Luckily, Glenn Kay has updated his authoritative work on the subject, Zombie Movies: The Ultimate Guide, and it’s just in time for Halloween.
From the genre’s Caribbean-voodoo beginnings (the 1932 Bela Lugosi thriller White Zombie is generally considered to be the first zombie movie), through the undead flesh eaters of the 1960s, to modern-day CGI splatterfests, Kay manages to cover it all with intelligence and more than a little humour.
With an easygoing, conversational style, Kay provides descriptions, background, and reviews of every zombie movie he’s managed to exhume. But he also takes it a step further, exploring subtext and deeper meanings within the genre. As Kay notes, “There is often much more to zombie films than meets—or revolts—the eye.”

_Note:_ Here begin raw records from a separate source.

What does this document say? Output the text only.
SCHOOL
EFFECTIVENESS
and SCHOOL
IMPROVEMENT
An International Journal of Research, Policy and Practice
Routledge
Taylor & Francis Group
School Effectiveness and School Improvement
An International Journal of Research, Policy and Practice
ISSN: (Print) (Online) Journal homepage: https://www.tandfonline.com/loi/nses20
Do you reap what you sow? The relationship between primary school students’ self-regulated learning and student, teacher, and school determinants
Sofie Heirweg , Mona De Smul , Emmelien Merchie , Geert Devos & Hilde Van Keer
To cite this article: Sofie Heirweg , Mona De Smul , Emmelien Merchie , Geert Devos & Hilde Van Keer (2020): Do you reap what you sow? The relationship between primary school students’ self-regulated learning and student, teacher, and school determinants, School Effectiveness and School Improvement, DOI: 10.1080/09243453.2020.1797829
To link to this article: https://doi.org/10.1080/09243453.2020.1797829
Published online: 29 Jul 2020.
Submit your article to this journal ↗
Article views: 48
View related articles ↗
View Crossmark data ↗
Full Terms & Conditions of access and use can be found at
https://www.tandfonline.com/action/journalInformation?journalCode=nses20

While Kay does spend time on Hollywood movies, the real focus is on independent and European productions, which produced most of the noteworthy zombie films throughout the 1960s and 1970s. It was truly the genre’s golden era, with filmmakers like George A. Romero, Lucio Fulci, Jorge Grau, and Dario Argento creating a standard that stands to this day.
With this second edition, Kay also updates everything that’s come along since the book was first released in 2008—including two new Romero films, Diary of the Dead and Survival of the Dead, the Canadian Pontypool, Norwegian Nazi zombie shocker Dead Snow, the blockbuster comedy Zombieland, and of course, the TV show everyone loves to hate, The Walking Dead.
Zombie Movies also comes with a myriad of extras, including interviews with everyone from special-effects gurus (Tom Savini and his protégé Greg Nicotero) to directors (Canadians Bruce McDonald and Andrew Currie), to zombie actors such as Jennifer Baxter, who portrayed the fan-favourite softball-player zombie in Land of the Dead. There are hundreds of rare photos as well, culled from decades of gruesome stills and posters. And Kay even provides fodder for hours of argument with his personal list of the 25 greatest zombie films of all time.
With such a wealth of information, Kay’s book is bound to keep any zombiephile entertained for days, reliving the thrill of favourite classics. But be forewarned: it will also cause a ravenous hunger for all those low-budget and obscure shockers still unseen.
As Alejandro Brugués, director of the recent Cuban zombie movie Juan of the Dead, says in his enthusiastic forward: “I just realized that I have a lot of catching up to do.”